28 June 2017
Security researchers have discovered a ‘vaccine’ for the ransomware attack that hit organisations across the world on Tuesday.
The creation of a single file can stop the attack from infecting a machine. Among the victims of the recent attack were the Ukrainian central bank, Russian oil giant Rosneft, British advertising firm WPP and US law firm DLA Piper.
However, researchers have not been able to find a so-called kill switch that would prevent the crippling ransomware from spreading to other vulnerable computers.
Experts are still unsure about the attack's origins or its real purpose. Given that the ransom amount, $300, was relatively small, some are speculating that the attack may be a front for causing wider disruption or making a political statement. For those concerned about the attack, however, there appears to be a fix, albeit one with limited effectiveness.
By creating a read-only file named ‘perfc’, and placing it within a computer's ‘C:\Windows’ folder, the attack will be stopped in its tracks. However, while this method is effective, it only protects the individual computer that the perfc file is placed on.
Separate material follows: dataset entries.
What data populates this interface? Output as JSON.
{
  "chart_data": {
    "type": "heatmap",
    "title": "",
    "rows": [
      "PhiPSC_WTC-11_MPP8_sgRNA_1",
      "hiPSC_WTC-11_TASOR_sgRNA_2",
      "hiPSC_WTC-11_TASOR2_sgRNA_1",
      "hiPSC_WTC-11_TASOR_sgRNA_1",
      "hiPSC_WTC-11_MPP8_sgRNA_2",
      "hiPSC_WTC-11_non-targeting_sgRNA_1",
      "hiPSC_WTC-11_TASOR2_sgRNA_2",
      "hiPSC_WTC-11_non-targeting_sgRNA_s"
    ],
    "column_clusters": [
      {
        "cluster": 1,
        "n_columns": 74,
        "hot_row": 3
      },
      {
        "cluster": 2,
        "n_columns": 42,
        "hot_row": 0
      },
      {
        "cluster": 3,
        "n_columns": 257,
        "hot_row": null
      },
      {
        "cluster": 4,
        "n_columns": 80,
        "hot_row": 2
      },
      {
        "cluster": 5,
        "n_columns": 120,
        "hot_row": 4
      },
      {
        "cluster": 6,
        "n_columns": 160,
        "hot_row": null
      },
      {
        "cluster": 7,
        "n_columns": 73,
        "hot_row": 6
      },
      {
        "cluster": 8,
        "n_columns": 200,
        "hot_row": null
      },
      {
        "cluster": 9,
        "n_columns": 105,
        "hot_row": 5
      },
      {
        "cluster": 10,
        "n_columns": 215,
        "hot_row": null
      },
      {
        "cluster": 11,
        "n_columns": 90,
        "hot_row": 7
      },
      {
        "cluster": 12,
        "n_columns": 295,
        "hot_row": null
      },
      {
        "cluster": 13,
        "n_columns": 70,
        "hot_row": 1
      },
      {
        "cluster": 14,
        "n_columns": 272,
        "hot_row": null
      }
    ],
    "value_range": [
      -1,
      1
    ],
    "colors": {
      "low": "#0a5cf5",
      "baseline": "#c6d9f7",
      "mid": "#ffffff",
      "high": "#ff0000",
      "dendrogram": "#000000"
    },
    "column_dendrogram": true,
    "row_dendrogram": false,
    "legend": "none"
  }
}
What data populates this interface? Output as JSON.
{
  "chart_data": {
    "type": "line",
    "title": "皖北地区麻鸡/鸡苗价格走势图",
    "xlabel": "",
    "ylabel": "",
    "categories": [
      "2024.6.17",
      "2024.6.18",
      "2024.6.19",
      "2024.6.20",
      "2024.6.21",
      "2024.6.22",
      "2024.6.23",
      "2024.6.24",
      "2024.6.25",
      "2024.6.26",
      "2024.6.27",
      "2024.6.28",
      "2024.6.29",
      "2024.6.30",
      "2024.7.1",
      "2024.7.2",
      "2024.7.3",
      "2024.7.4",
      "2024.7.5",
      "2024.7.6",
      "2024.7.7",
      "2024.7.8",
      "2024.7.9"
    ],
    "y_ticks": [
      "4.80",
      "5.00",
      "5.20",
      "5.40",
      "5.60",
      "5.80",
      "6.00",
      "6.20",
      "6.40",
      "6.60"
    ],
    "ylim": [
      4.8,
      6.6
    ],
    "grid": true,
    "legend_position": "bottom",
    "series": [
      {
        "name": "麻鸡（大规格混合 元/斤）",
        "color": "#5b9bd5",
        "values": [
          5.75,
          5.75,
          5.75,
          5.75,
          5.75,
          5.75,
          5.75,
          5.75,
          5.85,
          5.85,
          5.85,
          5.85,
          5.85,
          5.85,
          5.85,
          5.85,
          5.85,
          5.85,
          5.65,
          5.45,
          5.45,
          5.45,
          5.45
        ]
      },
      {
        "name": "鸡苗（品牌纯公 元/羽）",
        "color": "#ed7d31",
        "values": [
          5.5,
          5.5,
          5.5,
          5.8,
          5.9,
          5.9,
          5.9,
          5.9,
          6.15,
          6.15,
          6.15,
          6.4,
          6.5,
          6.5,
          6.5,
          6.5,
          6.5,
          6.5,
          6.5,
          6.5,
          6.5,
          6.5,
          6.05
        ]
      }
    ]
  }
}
Researchers have so far been unable to locate a kill switch that would disable the ransomware attack entirely.
"Even though it will make a machine 'immune'," explained computer scientist Professor Alan Woodward, "It is still a 'carrier' (to use the biological analogy).
"It will still act as a platform to spread the ransomware to other machines on the same network."
For the vast majority of users, simply running an up-to-date version of Windows will be sufficient to prevent the attack taking hold, were it to infect your PC.
The spread of this new ransomware is likely to be much slower than last month's WannaCry attack, researchers predict, as code analysis showed that the new attack did not attempt to spread itself beyond the network it was placed on.
Because of this, several experts are predicting that the attack will not spread significantly further than it did on Tuesday, unless it is modified.
"There is low risk of new infections more than one hour after the attack," suggested the MalwareTech blog.